Отец произносил эти слова по-русски и, размахивая кадилом, строил гримасы, а остальные, даже мама, тряслись от смеха.
«Представление» незаметно перерастало в необузданную оргию. Насмехаясь над жизнью и смертью, они сбрасывали узы приличий, собственной неполноценности, условностей. Все четверо оголялись до пояса, брали метлы и «оседлывали» их, кто-то втыкал бутылки из-под лимонада за пояс, кто-то набрасывал на голову скатерть со стола — и начинался турецкий танец. Из-под кровати извлекали ночной горшок, мыли его, наливали туда вино, бросали куски мяса — и ходила чаша по кругу. Поручик Чакыров выхватывал шашку и размахивал ею, будто рубил капусту, а может, и головы, да, наверняка он рубил вражеские головы, но в глазах его не полыхал патриотический огонь — взгляд был тупой и по-овечьи покорный.
С упоением, ничего не видя вокруг, поп из Налбантларе отплясывал на месте казачок, старательно притопывая и прихлопывая — все это походило скорее на некий ритуал, чем просто на танец. А напротив танцевал отец, во всем подражая попу — сохраняя ритм, он по-клоунски ломался, путал фигуры, соединял правильные и красивые движения с кривляньем. Потом к ним присоединялся и Савичка, которому в конце концов тоже разрешалось закусить и повеселиться, и, так как он торопился поскорее «набраться» и пил большими жадными глотками прямо из бутылки, ноги у него очень скоро становились ватными, он слегка подпрыгивал — как лопоухие медвежата, которых водят по ярмарке. В углу смотритель ванн верещал по-козлиному, это единственное, что он умел делать и делал долго и упорно — коза зовет козленка, голодная коза, коза, которую закалывают, коза, на которую нападают волки: смотритель надувался, блеял и, недовольный, что его искусство не оценено должным образом, краснел от натуги, пока мама не принуждала себя вымолвить: «Господин Славчев, а ведь вы действительно блеете, как коза…»
Около полуночи возбуждение переходило в усталость и меланхолию — без видимой причины что-то менялось в атмосфере, в настроении, даже во вкусе вина и еды. Первым улавливал перемену опять-таки поп. Весь в поту, он обрушивался на попавшийся стул, запускал пальцы в свою редкую бороденку и тянул нараспев:
— Матушка Россия гибнет, братцы! Гибнет матушка Россия!
— Эй, поп, по шее получишь! — вяло предупреждал поручик Чакыров. — Какого рожна тебе надо?
— Ты не знаешь, что такое матушка Россия, молодой человек! Не могу я тебе этого объяснить.
— Не знаю, — упорствовал Чакыров, — но политические разговоры вести запрещаю!
— Это не политика, — хлюпал носом поп из Налбантларе. — Это кровь сочится из моего сердца!

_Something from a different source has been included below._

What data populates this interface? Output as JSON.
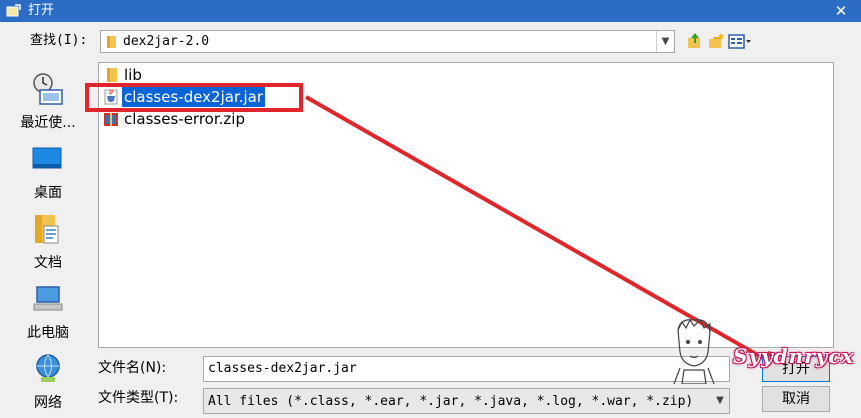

— Ну и оставался бы там! — злился поручик. — Мы тебя за волосы не тянули!
— Тысячу раз ругал себя. Эх, если бы можно было вернуться…

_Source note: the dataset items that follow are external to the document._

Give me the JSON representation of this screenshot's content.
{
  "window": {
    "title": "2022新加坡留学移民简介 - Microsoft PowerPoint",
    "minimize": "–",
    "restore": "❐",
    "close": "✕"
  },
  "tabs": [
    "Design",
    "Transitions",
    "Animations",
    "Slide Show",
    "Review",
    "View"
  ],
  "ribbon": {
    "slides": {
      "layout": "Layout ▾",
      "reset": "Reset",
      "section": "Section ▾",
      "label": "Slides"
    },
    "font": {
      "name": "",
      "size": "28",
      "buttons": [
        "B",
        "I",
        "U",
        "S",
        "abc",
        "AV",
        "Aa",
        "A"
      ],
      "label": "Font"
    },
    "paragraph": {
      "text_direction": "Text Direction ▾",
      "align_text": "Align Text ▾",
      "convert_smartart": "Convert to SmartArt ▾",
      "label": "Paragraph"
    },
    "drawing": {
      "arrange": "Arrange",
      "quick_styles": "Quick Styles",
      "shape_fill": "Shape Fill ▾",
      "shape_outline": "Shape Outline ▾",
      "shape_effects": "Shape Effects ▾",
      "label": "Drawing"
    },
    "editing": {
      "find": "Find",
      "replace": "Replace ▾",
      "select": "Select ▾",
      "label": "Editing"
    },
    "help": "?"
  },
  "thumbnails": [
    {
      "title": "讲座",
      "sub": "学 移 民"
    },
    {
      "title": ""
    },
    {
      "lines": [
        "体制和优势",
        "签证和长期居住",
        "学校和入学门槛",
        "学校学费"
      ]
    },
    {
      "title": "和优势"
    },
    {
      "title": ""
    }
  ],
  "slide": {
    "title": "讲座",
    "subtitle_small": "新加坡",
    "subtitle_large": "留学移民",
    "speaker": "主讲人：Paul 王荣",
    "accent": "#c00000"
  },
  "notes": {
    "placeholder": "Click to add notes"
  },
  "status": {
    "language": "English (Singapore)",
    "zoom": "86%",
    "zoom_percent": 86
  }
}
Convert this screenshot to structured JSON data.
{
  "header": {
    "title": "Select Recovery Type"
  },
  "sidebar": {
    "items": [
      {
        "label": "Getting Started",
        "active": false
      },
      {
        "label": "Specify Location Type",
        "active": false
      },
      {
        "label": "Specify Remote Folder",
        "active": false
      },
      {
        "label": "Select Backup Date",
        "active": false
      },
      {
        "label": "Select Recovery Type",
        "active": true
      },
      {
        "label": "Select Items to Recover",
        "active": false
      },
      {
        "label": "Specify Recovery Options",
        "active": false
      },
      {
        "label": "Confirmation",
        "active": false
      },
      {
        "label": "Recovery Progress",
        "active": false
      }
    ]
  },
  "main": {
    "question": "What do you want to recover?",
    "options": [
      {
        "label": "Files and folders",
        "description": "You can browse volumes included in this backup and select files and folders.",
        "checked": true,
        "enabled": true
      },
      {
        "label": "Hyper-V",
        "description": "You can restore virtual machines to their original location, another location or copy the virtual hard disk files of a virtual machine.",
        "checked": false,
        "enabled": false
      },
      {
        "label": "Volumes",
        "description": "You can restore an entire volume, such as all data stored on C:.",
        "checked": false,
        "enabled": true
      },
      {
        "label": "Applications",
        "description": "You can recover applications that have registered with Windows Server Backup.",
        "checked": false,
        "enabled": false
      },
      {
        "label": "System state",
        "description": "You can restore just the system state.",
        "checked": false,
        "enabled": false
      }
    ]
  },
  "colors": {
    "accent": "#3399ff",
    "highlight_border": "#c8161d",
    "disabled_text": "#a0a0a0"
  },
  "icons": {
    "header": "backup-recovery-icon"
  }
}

— Погоди немного, — не очень уверенно отвечал поручик. — Скоро Гитлер пустит в ход новое оружие. Однако нас это не касается, мы собрались, чтобы выпить и закусить!
— Тьфу, антихрист!
В то время как препирательства между ними усиливались (потому что каждый твердил свое и каждое утверждение исключало другое — с одной стороны, трагедия России, с другой — опасность политических разговоров), отец вертелся вокруг матери и говорил, говорил. Алкоголь быстро выветривался из его мощного тела, лишь иногда он давал о себе знать в громко произнесенном слове — взрывался, как фейерверк, и угасал.

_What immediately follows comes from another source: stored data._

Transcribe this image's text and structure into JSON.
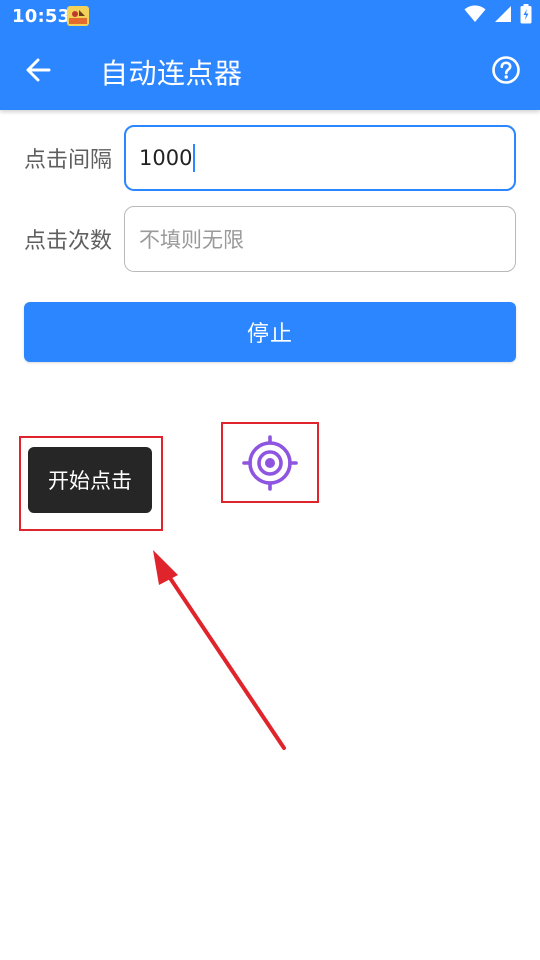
{
  "status_bar": {
    "time": "10:53",
    "app_icon": "app-notification-icon",
    "icons": [
      "wifi-icon",
      "cellular-signal-icon",
      "battery-charging-icon"
    ]
  },
  "app_bar": {
    "title": "自动连点器",
    "back_icon": "back-arrow-icon",
    "help_icon": "help-icon"
  },
  "form": {
    "interval": {
      "label": "点击间隔",
      "value": "1000",
      "placeholder": ""
    },
    "count": {
      "label": "点击次数",
      "value": "",
      "placeholder": "不填则无限"
    }
  },
  "stop_button": {
    "label": "停止"
  },
  "floating": {
    "start_button_label": "开始点击",
    "target_icon": "crosshair-target-icon"
  },
  "colors": {
    "primary": "#2b86ff",
    "annotation_red": "#e0242c",
    "target_purple": "#8e55e0",
    "start_button_bg": "#262626"
  }
}
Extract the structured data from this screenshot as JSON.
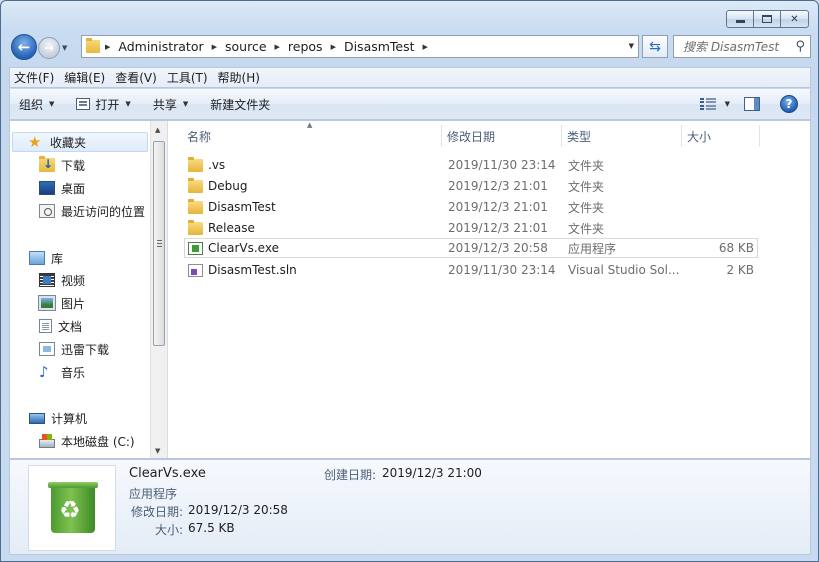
{
  "window": {
    "caption_buttons": [
      "minimize",
      "maximize",
      "close"
    ]
  },
  "address": {
    "crumbs": [
      "Administrator",
      "source",
      "repos",
      "DisasmTest"
    ]
  },
  "search": {
    "placeholder": "搜索 DisasmTest"
  },
  "menu": {
    "items": [
      "文件(F)",
      "编辑(E)",
      "查看(V)",
      "工具(T)",
      "帮助(H)"
    ]
  },
  "commands": {
    "organize": "组织",
    "open": "打开",
    "share": "共享",
    "new_folder": "新建文件夹"
  },
  "nav": {
    "favorites": "收藏夹",
    "downloads": "下载",
    "desktop": "桌面",
    "recent": "最近访问的位置",
    "libraries": "库",
    "videos": "视频",
    "pictures": "图片",
    "documents": "文档",
    "thunder": "迅雷下载",
    "music": "音乐",
    "computer": "计算机",
    "local_disk": "本地磁盘 (C:)"
  },
  "columns": {
    "name": "名称",
    "date": "修改日期",
    "type": "类型",
    "size": "大小"
  },
  "files": [
    {
      "name": ".vs",
      "date": "2019/11/30 23:14",
      "type": "文件夹",
      "size": "",
      "icon": "folder-icon"
    },
    {
      "name": "Debug",
      "date": "2019/12/3 21:01",
      "type": "文件夹",
      "size": "",
      "icon": "folder-icon"
    },
    {
      "name": "DisasmTest",
      "date": "2019/12/3 21:01",
      "type": "文件夹",
      "size": "",
      "icon": "folder-icon"
    },
    {
      "name": "Release",
      "date": "2019/12/3 21:01",
      "type": "文件夹",
      "size": "",
      "icon": "folder-icon"
    },
    {
      "name": "ClearVs.exe",
      "date": "2019/12/3 20:58",
      "type": "应用程序",
      "size": "68 KB",
      "icon": "exe-icon",
      "selected": true
    },
    {
      "name": "DisasmTest.sln",
      "date": "2019/11/30 23:14",
      "type": "Visual Studio Sol...",
      "size": "2 KB",
      "icon": "sln-icon"
    }
  ],
  "details": {
    "name": "ClearVs.exe",
    "type": "应用程序",
    "modified_label": "修改日期:",
    "modified": "2019/12/3 20:58",
    "size_label": "大小:",
    "size": "67.5 KB",
    "created_label": "创建日期:",
    "created": "2019/12/3 21:00"
  }
}
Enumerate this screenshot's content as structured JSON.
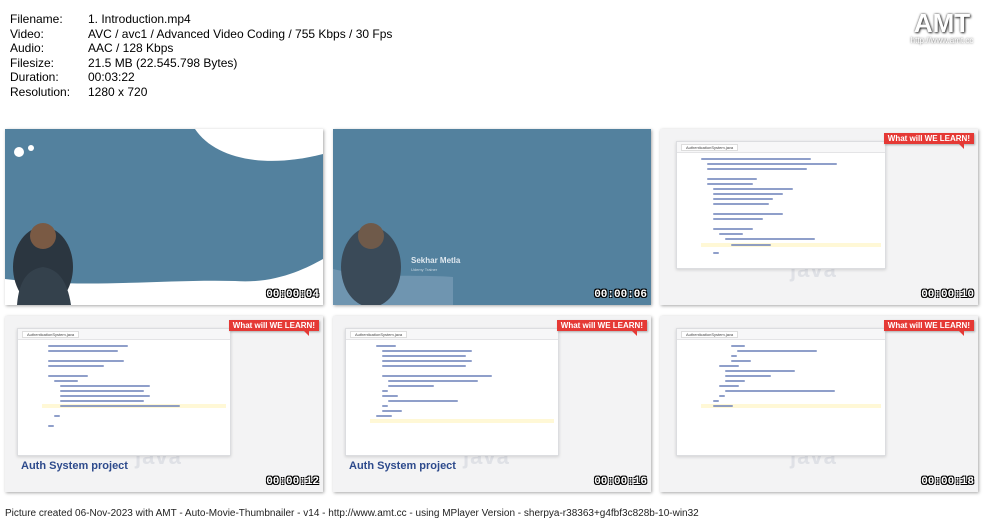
{
  "meta": [
    {
      "key": "Filename:",
      "value": "1. Introduction.mp4"
    },
    {
      "key": "Video:",
      "value": "AVC / avc1 / Advanced Video Coding / 755 Kbps / 30 Fps"
    },
    {
      "key": "Audio:",
      "value": "AAC / 128 Kbps"
    },
    {
      "key": "Filesize:",
      "value": "21.5 MB (22.545.798 Bytes)"
    },
    {
      "key": "Duration:",
      "value": "00:03:22"
    },
    {
      "key": "Resolution:",
      "value": "1280 x 720"
    }
  ],
  "logo": {
    "big": "AMT",
    "small": "http://www.amt.cc"
  },
  "thumbs": [
    {
      "time": "00:00:04"
    },
    {
      "time": "00:00:06",
      "speaker": "Sekhar Metla",
      "speaker_sub": "Udemy Trainer"
    },
    {
      "time": "00:00:10",
      "tab": "AuthenticationSystem.java",
      "badge": "What will WE LEARN!"
    },
    {
      "time": "00:00:12",
      "tab": "AuthenticationSystem.java",
      "badge": "What will WE LEARN!",
      "caption": "Auth System project"
    },
    {
      "time": "00:00:16",
      "tab": "AuthenticationSystem.java",
      "badge": "What will WE LEARN!",
      "caption": "Auth System project"
    },
    {
      "time": "00:00:18",
      "tab": "AuthenticationSystem.java",
      "badge": "What will WE LEARN!"
    }
  ],
  "watermark": "java",
  "footer": "Picture created 06-Nov-2023 with AMT - Auto-Movie-Thumbnailer - v14 - http://www.amt.cc - using MPlayer Version - sherpya-r38363+g4fbf3c828b-10-win32"
}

— Я был на пороге открытия, — тихо рассказывал отец. — Все я обдумал и проверил. Состав почвы благоприятствует, Тунджа рядом, все условия. Я был на пороге открытия…
— Кто же тебе мешает? — спрашивала мама. Это был вопрос, который смущал отца своим безразличием и невозможностью ответить на него.
— Эту долину можно превратить в сад! — горячо доказывал он. — Тут могут произрастать субтропические культуры! Выращивание их увеличит доход людей. И все это хотел сделать я. Я!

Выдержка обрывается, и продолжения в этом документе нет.